[コラム]ヒトは「ホンモノ」を見抜けるのか

~ 特別展「キボリノコンノ展」に寄せて ~
ヒトは「ホンモノ」を見抜けるのか
私たち人間は、視覚・聴覚・触覚などの多様な感覚を駆使して、日々、外界を理解しようとしています。見えたもの、聞こえたものに対して、じっくりとその正体を見極めることもありますが、実際には多くの場面で「ヒューリスティック」と呼ばれる直感的かつ迅速な判断が用いられています。それでも驚くべきことに、大抵の場合は見事に的中しているのです。ところが時には、その直感が大きく外れることもあります。こうした「意外な展開」は、驚きや落胆だけでなく、新鮮な驚きや面白さとして心に残ります。
一方で、人間は重要な判断を下す際には、より慎重になります。

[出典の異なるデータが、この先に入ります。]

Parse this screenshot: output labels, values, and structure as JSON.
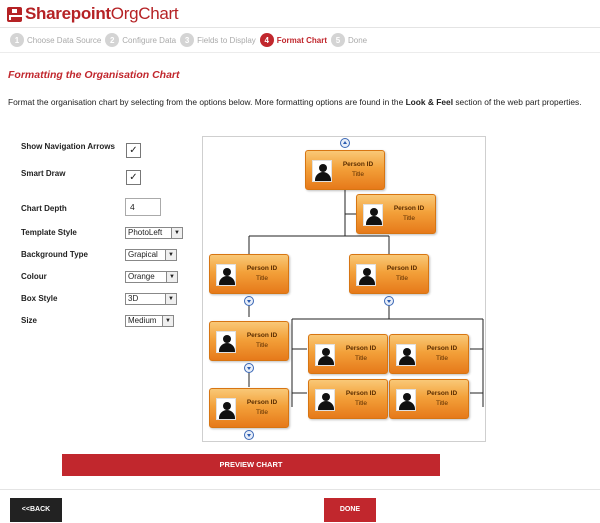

視覚だけでは判断が難しいとき、対象を手に取ってみたり、匂いを確かめたり、角度を変えて眺めたりと、他の感覚を動員して多角的に情報を集めます。この「感覚の総動員」が、真偽の見極めに大きく貢献しているのです。
そしてそれは、作品をつくる側にとっても同じです。制作者たちは、ただ「見せる」ことにとどまらず、「どのように感じられるか」「どんな質感や味わいが想像されるか」といった、複数の感覚を意識しながら創作に取り組んでいます。
つまり、「ホンモノ」を見抜くには、一つの感覚だけに頼らず、複数の視点や感覚を活用することが大切です。私たちに備わっているこの多感覚的な判断力こそが、「見る目」を育ててくれるのかもしれませんね。